I intentionally use @time here, as @btime probably won’t be dominated by
the initial structure buildup phase. This is the kind of things I also benchmarked
before (see the benchmarking stuff with fdrand!() in ExtendableSparse).

In VoronoiFVM, I call ForwardDiff with flux!, reaction!, storage! and get local matrices which I then assemble into the global matrix.

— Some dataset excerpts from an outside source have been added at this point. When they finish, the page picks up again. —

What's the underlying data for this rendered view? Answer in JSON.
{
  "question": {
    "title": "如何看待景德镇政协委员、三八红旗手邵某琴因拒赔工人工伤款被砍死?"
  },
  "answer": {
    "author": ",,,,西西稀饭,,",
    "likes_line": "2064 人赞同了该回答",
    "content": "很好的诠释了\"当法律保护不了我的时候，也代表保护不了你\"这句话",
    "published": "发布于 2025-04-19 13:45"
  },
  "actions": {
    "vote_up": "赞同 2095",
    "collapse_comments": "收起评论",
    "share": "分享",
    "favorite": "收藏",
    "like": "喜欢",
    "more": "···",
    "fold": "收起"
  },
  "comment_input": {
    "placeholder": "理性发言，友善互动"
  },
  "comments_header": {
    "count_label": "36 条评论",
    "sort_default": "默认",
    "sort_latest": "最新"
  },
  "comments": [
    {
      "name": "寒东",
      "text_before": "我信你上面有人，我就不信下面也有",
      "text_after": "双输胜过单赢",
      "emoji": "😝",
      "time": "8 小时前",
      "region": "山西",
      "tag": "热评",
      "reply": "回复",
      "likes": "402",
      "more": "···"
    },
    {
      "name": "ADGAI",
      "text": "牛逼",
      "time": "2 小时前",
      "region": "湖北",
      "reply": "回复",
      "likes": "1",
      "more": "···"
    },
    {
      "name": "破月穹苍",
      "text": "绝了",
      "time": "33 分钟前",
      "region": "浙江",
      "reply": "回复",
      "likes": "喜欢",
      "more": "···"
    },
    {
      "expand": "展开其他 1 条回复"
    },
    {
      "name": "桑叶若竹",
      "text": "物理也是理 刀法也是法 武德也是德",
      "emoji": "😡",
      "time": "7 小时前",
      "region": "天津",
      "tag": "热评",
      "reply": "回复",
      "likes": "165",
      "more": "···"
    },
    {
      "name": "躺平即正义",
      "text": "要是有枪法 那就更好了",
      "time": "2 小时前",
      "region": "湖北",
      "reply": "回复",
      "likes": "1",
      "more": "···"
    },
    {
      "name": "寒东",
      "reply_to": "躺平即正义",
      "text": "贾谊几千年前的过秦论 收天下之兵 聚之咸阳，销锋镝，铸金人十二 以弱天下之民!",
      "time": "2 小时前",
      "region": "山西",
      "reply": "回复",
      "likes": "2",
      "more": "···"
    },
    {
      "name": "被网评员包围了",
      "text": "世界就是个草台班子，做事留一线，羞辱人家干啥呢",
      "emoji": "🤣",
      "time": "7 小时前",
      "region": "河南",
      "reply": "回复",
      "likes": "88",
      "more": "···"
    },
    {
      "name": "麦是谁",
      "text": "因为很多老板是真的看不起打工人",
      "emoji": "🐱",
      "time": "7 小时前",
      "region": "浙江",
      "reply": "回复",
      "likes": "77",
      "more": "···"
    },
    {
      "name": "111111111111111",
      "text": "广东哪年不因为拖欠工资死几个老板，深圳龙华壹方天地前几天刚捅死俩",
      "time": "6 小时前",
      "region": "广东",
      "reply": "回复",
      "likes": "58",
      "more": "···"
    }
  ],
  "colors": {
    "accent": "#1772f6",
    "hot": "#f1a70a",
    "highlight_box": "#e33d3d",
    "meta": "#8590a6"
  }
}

Just an add-on here: here is a timing plot:

compare

Seemingly, ForwardDiff seems to consider all possible matrix entries due to being O(n^2), and I guess this can be improved only with a priori information on sparsity.
OTOH, “atomic” assembly in VoronoiFVM automatically takes the sparsity into account in an implicit manner.

The explantion of the worse performance of ExtenableSparse with ForwardDiff ist then the following:

function Base.setindex!(ext::ExtendableSparseMatrix{Tv,Ti}, v, i,j) where{Tv,Ti<:Integer}
    k=findindex(ext.cscmatrix,i,j)
    if k>0
        ext.cscmatrix.nzval[k]=v
    else
        if ext.lnkmatrix==nothing
            ext.lnkmatrix=SparseMatrixLNK{Tv, Ti}(ext.cscmatrix.m, ext.cscmatrix.n)
        end
        ext.lnkmatrix[i,j]=v
    end
end

I assume the matrix is always a sum of a cscmatrix and a lnkmatrix. This allows to update entries and flush! multiple times. If we try to insert a zero into a non-existing slot, we have to look up both, so searching twice. This IMHO explains the performance difference between ExtendableSparse and SparseMatrixCSC if we try to insert mostly zero values.

Inserting a zero into SparseMatrixCSC is connected with a search as well, see
sparsematrix.jl

I guess if this case would be catched in ForwardDiff, we would see a different picture. As far as I can see in jacobian.jl this is not done.

Thank you, for that detailed explanation!

I think the only way forward is to make adjustments in ForwardDiff. And it seems an to be an easy fix!